Se han descubierto fósiles pertenecientes a un pingüino enorme que pesa 340 libras en Nueva Zelanda, que datan de hace 50 millones de años.

Los paleontólogos descubrieron los huesos de dos nuevas especies de pingüinos que vivieron hace 50 millones de años

El pingüino más grande que jamás haya pisado la tierra era un gigante de 340 libras, más de tres veces el tamaño de los pingüinos más grandes que existen en la actualidad. La enorme ave marina no voladora nadó en los océanos alrededor de Nueva Zelanda hace más de 50 millones de años, según un estudio publicado el miércoles en el  Journal of Paleontology .

Los científicos descubrieron huesos de este pingüino gigante, al que llamaron  Kumimanu fordycei , y los de otra nueva especie, en una playa de Nueva Zelanda.

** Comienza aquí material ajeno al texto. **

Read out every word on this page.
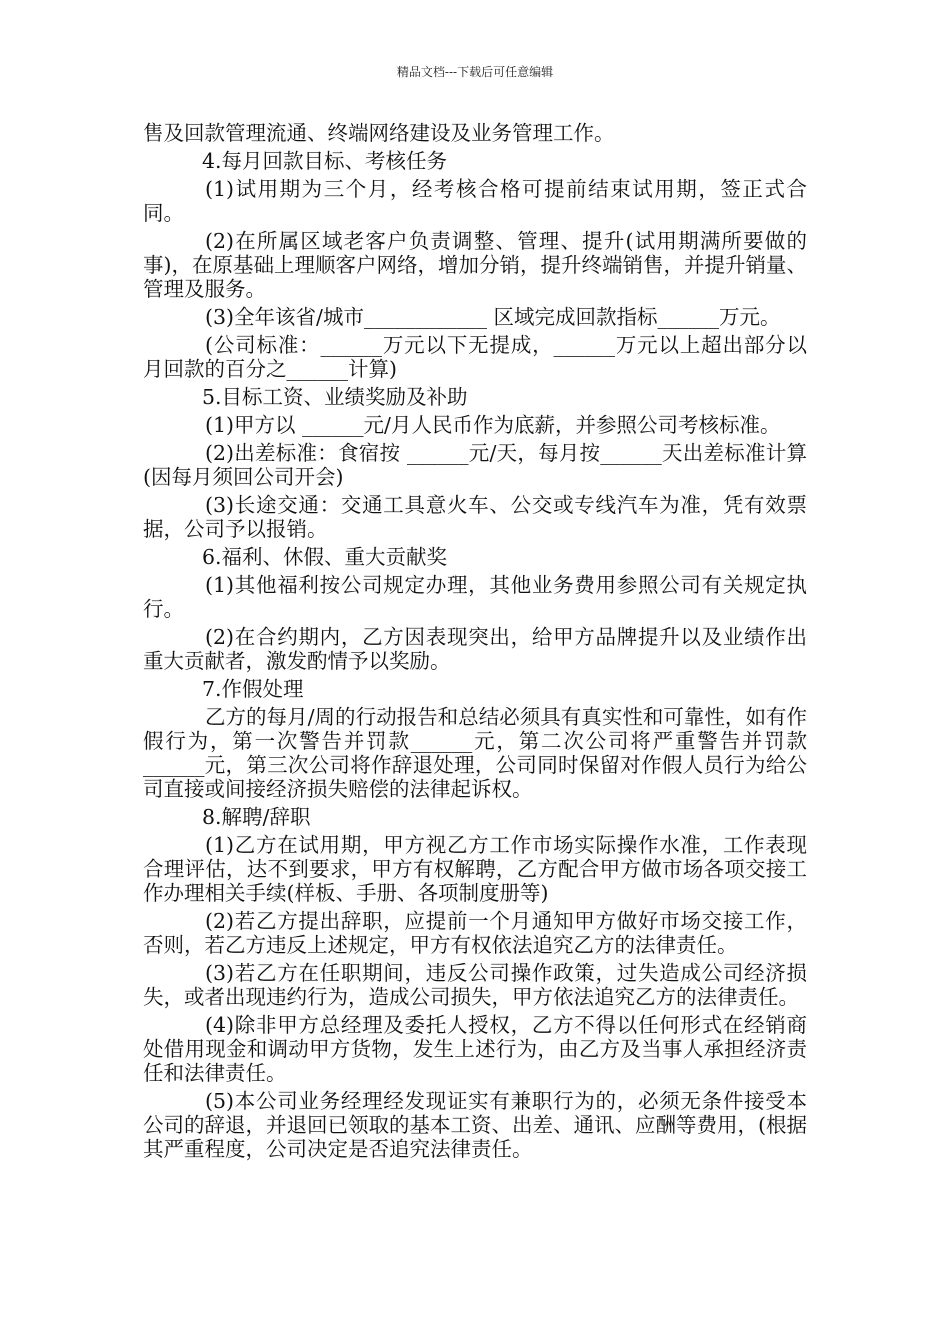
精品文档---下载后可任意编辑

售及回款管理流通、终端网络建设及业务管理工作。

4.每月回款目标、考核任务

(1)试用期为三个月，经考核合格可提前结束试用期，签正式合同。

(2)在所属区域老客户负责调整、管理、提升(试用期满所要做的事)，在原基础上理顺客户网络，增加分销，提升终端销售，并提升销量、管理及服务。

(3)全年该省/城市____________ 区域完成回款指标______万元。

(公司标准：______万元以下无提成，______万元以上超出部分以月回款的百分之______计算)

5.目标工资、业绩奖励及补助

(1)甲方以 ______元/月人民币作为底薪，并参照公司考核标准。

(2)出差标准：食宿按 ______元/天，每月按______天出差标准计算(因每月须回公司开会)

(3)长途交通：交通工具意火车、公交或专线汽车为准，凭有效票据，公司予以报销。

6.福利、休假、重大贡献奖

(1)其他福利按公司规定办理，其他业务费用参照公司有关规定执行。

(2)在合约期内，乙方因表现突出，给甲方品牌提升以及业绩作出重大贡献者，激发酌情予以奖励。

7.作假处理

乙方的每月/周的行动报告和总结必须具有真实性和可靠性，如有作假行为，第一次警告并罚款______元，第二次公司将严重警告并罚款______元，第三次公司将作辞退处理，公司同时保留对作假人员行为给公司直接或间接经济损失赔偿的法律起诉权。

8.解聘/辞职

(1)乙方在试用期，甲方视乙方工作市场实际操作水准，工作表现合理评估，达不到要求，甲方有权解聘，乙方配合甲方做市场各项交接工作办理相关手续(样板、手册、各项制度册等)

(2)若乙方提出辞职，应提前一个月通知甲方做好市场交接工作，否则，若乙方违反上述规定，甲方有权依法追究乙方的法律责任。

(3)若乙方在任职期间，违反公司操作政策，过失造成公司经济损失，或者出现违约行为，造成公司损失，甲方依法追究乙方的法律责任。

(4)除非甲方总经理及委托人授权，乙方不得以任何形式在经销商处借用现金和调动甲方货物，发生上述行为，由乙方及当事人承担经济责任和法律责任。

(5)本公司业务经理经发现证实有兼职行为的，必须无条件接受本公司的辞退，并退回已领取的基本工资、出差、通讯、应酬等费用，(根据其严重程度，公司决定是否追究法律责任。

“Las fotografías nos brindan un resumen de la historia de la vida y, a veces, ese resumen es realmente sorprendente”, dice en un comunicado el coautor  Daniel Field  , del Departamento de Ciencias de la Tierra de la Universidad de Cambridge  . “ Kumimanu fordycei  habría sido una vista absolutamente asombrosa en las playas de Nueva Zelanda hace 57 millones de años”.

Alan Tennyson , paleontólogo del Museo de Nueva Zelanda Te Papa Tongarewa, descubrió las fosas entre 2016 y 2017 dentro de rocas que se habían abierto por la marea. Junto a los huesos de  K. fordycei , encontró cinco especímenes de una segunda especie nueva,  Petradyptes stonehousei ; un fósil del conocido pingüino gigante  Kumimanu biceae ;  y dos húmeros pequeños de una especie de pingüino más pequeña sin nombre.

Tennyson y sus colegas crearon modelos de los huesos usando escáneres láser, lo que les permitió comparar las fosa con otras especies de pájaros voladores y voladores. Basándose en las dimensiones de cientos de huesos de pingüinos modernos, el equipo aproximó el peso de las aves históricas a partir del tamaño de sus aletas.

Los pingüinos emperador, los pingüinos más grandes que existen en la actualidad, pesan entre  55 y 100 libras . Los investigadores estimaron que  P. stonehousei  pesaba alrededor de 110 libras. Y con aproximadamente 340 libras,  K. fordycei  batió el récord del pingüino más grande de todos los tiempos, previamente ostentado por  Palaeeudyptes klekowskii de 256 libras , que vivió en la Antártida hace unos 37 millones de años, escribe  Harry Baker de Live Science .

En marcado contraste con los pingüinos más diminutos de la actualidad, varias especies de  pingüinos gigantes  poblaron Australia y Nueva Zelanda  después de que los dinosaurios se extinguieron . Su mayor tamaño corporal habría ayudado a conservar el calor en aguas frías, lo que podría haber permitido a los pingüinos migrar de Nueva Zelanda a otras partes del mundo, según la declaración.

El tamaño de los pingüinos también habría ayudado a evitar la depredación. Ambas nuevas especies vivieron alrededor de Nueva Zelanda durante un tiempo en el que pocos animales más grandes los habrían molestado: el asteroide que arrasó con los dinosaurios también mató a la mayoría de los reptiles marinos, y los antepasados ​​​​de las focas y las ballenas todavía vivían en tierra, según el New  York Times ‘ Jack Tamisiea.

“Si eres un pequeño pingüino de una libra, una gaviota puede volarte la cabeza”, le  dice al Times el primer autor Daniel Ksepka  del Museo Bruce en Greenwich, Connecticut  . “Pero un pingüino de 300 libras no va a preocuparse por una gaviota que aterriza cerca de él, porque simplemente lo atraparía”.

En comparación con algunos mamíferos, los pingüinos alcanzaron su tamaño corporal máximo muy temprano en su historia de desarrollo, posiblemente no mucho después de que adquirieron su capacidad para volar hace unos 60 millones de años, según Live  Science . También tenían aletas más primitivas y menos parecidas a paletas que su progenie actual. Eso tiene sentido, ya que probablemente aún conservaban algunas características de sus ancestros voladores,  le dice al Times Julia Clarke , paleontóloga de la Universidad de Texas en Austin que no participó en el estudio. 

“La combinación de su gran tamaño y la naturaleza incompleta de sus restos fósiles hace que [ K. fordycei]  sea una de las aves fósiles más intrigantes jamás encontradas”, dice Field en el comunicado. “Con suerte, los futuros descubrimientos de fósiles arrojarán más luz sobre la biología de este asombroso pingüino primitivo”.